The Glimpse Trade (A Silas Sharp Metaphysical Mystery): Chapter 25

 

CHAPTER 25 – Save The Date

 

“We all have days, Mr. Sharp,” said The Archivist. This time it was he who stood in my doorway. He looked a like a door-to-door salesman making unsolicited house calls.

“Is that so?” I didn’t invite him in but he entered anyway.

“Oh, yes.” He remained standing, clutching a briefcase in his right hand. “Everyone has a day they know is coming that they would like to preview. Just a glimpse to see how it is intended to play out. With that valuable information, they can rehearse. Plan. Adjust. Reject.”

“That’s not healthy,” I said, lighting up a cigarette. “Tampering with someone’s life.”

“I don’t tamper,” he said. “I model.”

“That’s a comforting distinction when you don’t have a skin in the game.”

He put his briefcase in the chair across from my desk with the calm of a man who’d already rehearsed my entrance. Maybe he had. Maybe he didn’t need the service anymore because he’d become its purest expression: a person who no longer experienced the present as an event, only as confirmation.

“You’ve come farther than most do,” he said.

“Toward what?”

“Honesty.”

I laughed. “That’s rich, coming from a man who sells tomorrow in a back room.”

“I offer glimpses. People make choices.”

“You offer avoidance dressed in fancy language.”

“Sometimes avoidance keeps a person alive.”

There it was again. The clean little moral shelter he kept tucked in his vest pocket. It was his imagined high ground.

I stood and walked to him. “Verde says rupture is required.”

“Let’s talk about Dr. Verde,” he said.

“What about her?”

“You have feelings for her.”

“Maybe I do. What business is that of yours?”

He was quiet for a moment. That was one of the things that made him more dangerous than louder men. He never rushed to defend himself. He simply waited for time to become favorable. Then he opened the briefcase. No flourish of salesmanship. Just a simple motion, like a banker retrieving a form that I would need to sign in triplicate.

He placed a card-sized object on the desk between us. It looked ordinary in the way some snakes do. Matte black. No markings. No visible seam. Thin enough to slide into a wallet, heavy enough to suggest it contained more than it had a right to. When he nudged it forward, I felt the room go subtly attentive.

“One preview,” he said.

“Of what?” I kept my distance from the thing. I felt my pulse object to its presence.

“I’m sure you would like to tell her how you feel. Men like you are always so guarded, though. A pity. Love is a many splendored thing and all that. And yet you find it inexplicably safer to keep all that to yourself. Pity. A woman like Dr. Calico Verde makes a man get out of bed every morning eager to prove to her why he’s the luckiest son of a bitch on Earth.”

I turned away from him, looked out the window at the city and all its obliviousness. I smoked. He kept talking.

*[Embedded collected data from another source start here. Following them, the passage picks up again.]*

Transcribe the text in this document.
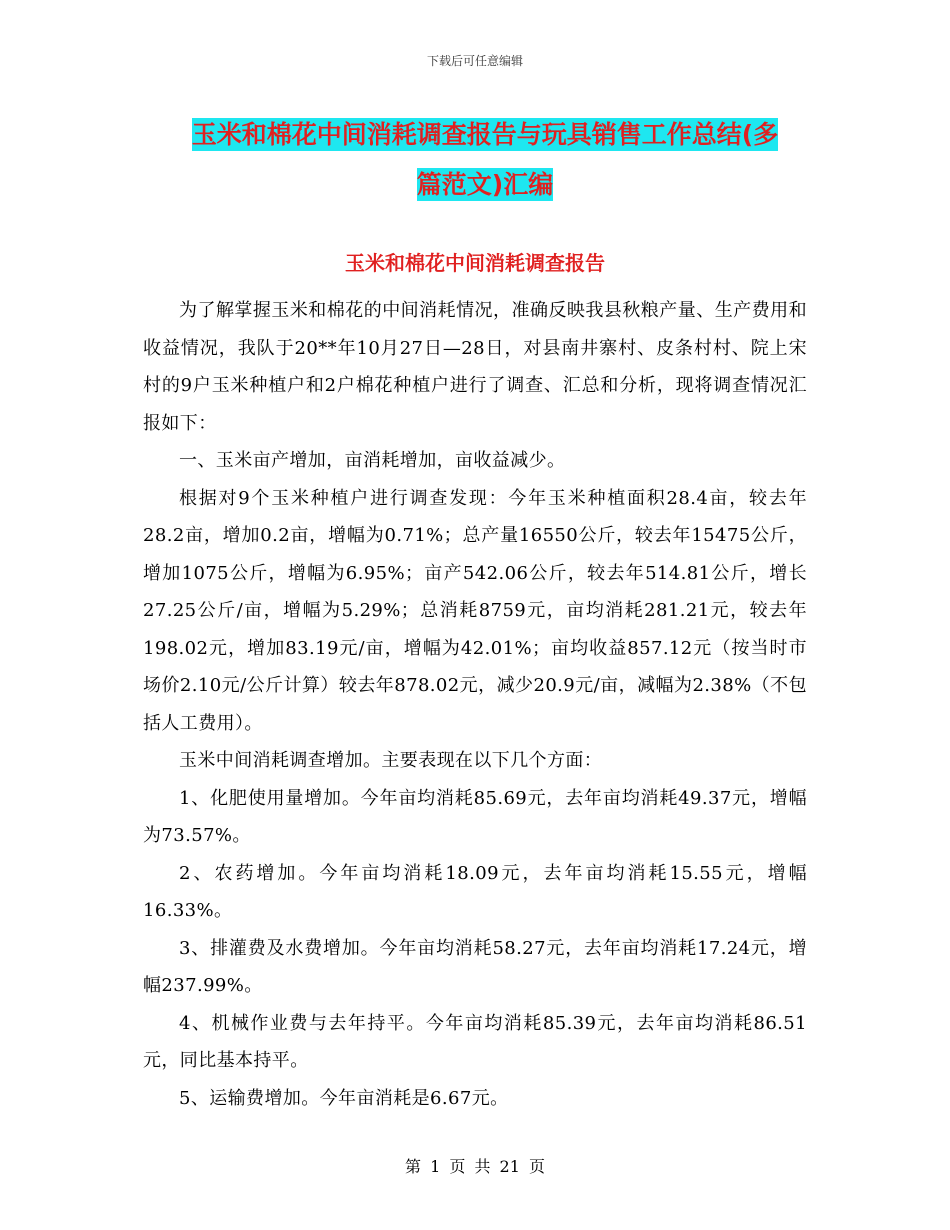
下载后可任意编辑
玉米和棉花中间消耗调查报告与玩具销售工作总结(多
篇范文)汇编
玉米和棉花中间消耗调查报告

为了解掌握玉米和棉花的中间消耗情况，准确反映我县秋粮产量、生产费用和收益情况，我队于20**年10月27日—28日，对县南井寨村、皮条村村、院上宋村的9户玉米种植户和2户棉花种植户进行了调查、汇总和分析，现将调查情况汇报如下：

一、玉米亩产增加，亩消耗增加，亩收益减少。

根据对9个玉米种植户进行调查发现：今年玉米种植面积28.4亩，较去年28.2亩，增加0.2亩，增幅为0.71%；总产量16550公斤，较去年15475公斤，增加1075公斤，增幅为6.95%；亩产542.06公斤，较去年514.81公斤，增长27.25公斤/亩，增幅为5.29%；总消耗8759元，亩均消耗281.21元，较去年198.02元，增加83.19元/亩，增幅为42.01%；亩均收益857.12元（按当时市场价2.10元/公斤计算）较去年878.02元，减少20.9元/亩，减幅为2.38%（不包括人工费用）。

玉米中间消耗调查增加。主要表现在以下几个方面：

1、化肥使用量增加。今年亩均消耗85.69元，去年亩均消耗49.37元，增幅为73.57%。

2、农药增加。今年亩均消耗18.09元，去年亩均消耗15.55元，增幅16.33%。

3、排灌费及水费增加。今年亩均消耗58.27元，去年亩均消耗17.24元，增幅237.99%。

4、机械作业费与去年持平。今年亩均消耗85.39元，去年亩均消耗86.51元，同比基本持平。

5、运输费增加。今年亩消耗是6.67元。

第 1 页 共 21 页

“Imagine catching a glimpse of the day you tell her how you feel.” He tapped the object. “You’d know how it would go. Maybe she rejects you and you can choose to avoid the conversation altogether. Save yourself the trouble. Maybe she tells you she feels the same way. Wouldn’t it be wonderful to get a jump on things and start your life with her?”

Outside, somewhere beyond the sealed neutrality of the office, a siren passed and faded. The city had started sounding provisional to me. Every noise carried a question mark. Every person looked like they might be standing one declined day away from cracking open like thin ice. I wondered if Calico had had her own glimpses. Wondered if anyone of them involved me.

“You don’t want me as a client,” I said.

“I’m offering you one look, Silas. No dependency. No arrangement. No debt beyond the philosophical kind, and you already carry plenty of that.”

My eyes turned on the black card. It’s important, in moments like these, to admit when temptation doesn’t arrive dressed as pleasure. Sometimes it arrives dressed as relief. It wears the face of the one thing you told yourself you’d never ask to know. Sure, I want to tell Calico I’m crazy about her. She’s the one true thing in my crazy world of probabilities and maybes and metaphysical conundrums. Loving her would give me peace. Her loving me would give me something I’ve never experienced.

Joy.

What if The Archivist was right? What if I could know how she feels before baring my soul? Like he said, I could save myself the heartbreak in advance. Drown it out alone with a bottle of cheap whiskey from a plastic bottle. Get over it. Move on. She’d be none the wiser.

The Archivist watched my silence and recognized it for what it was: not indecision, but location. I had arrived at the door and was pretending I was still in the hallway.

“Just one,” he said softly. “Doesn’t have to be your profession of love to the desirable Dr. Verde. Pick a day. Any day.”

My hand moved before my principles could get organized. My fingers hovered above the card.

And in the black surface, before I touched it, I saw the date.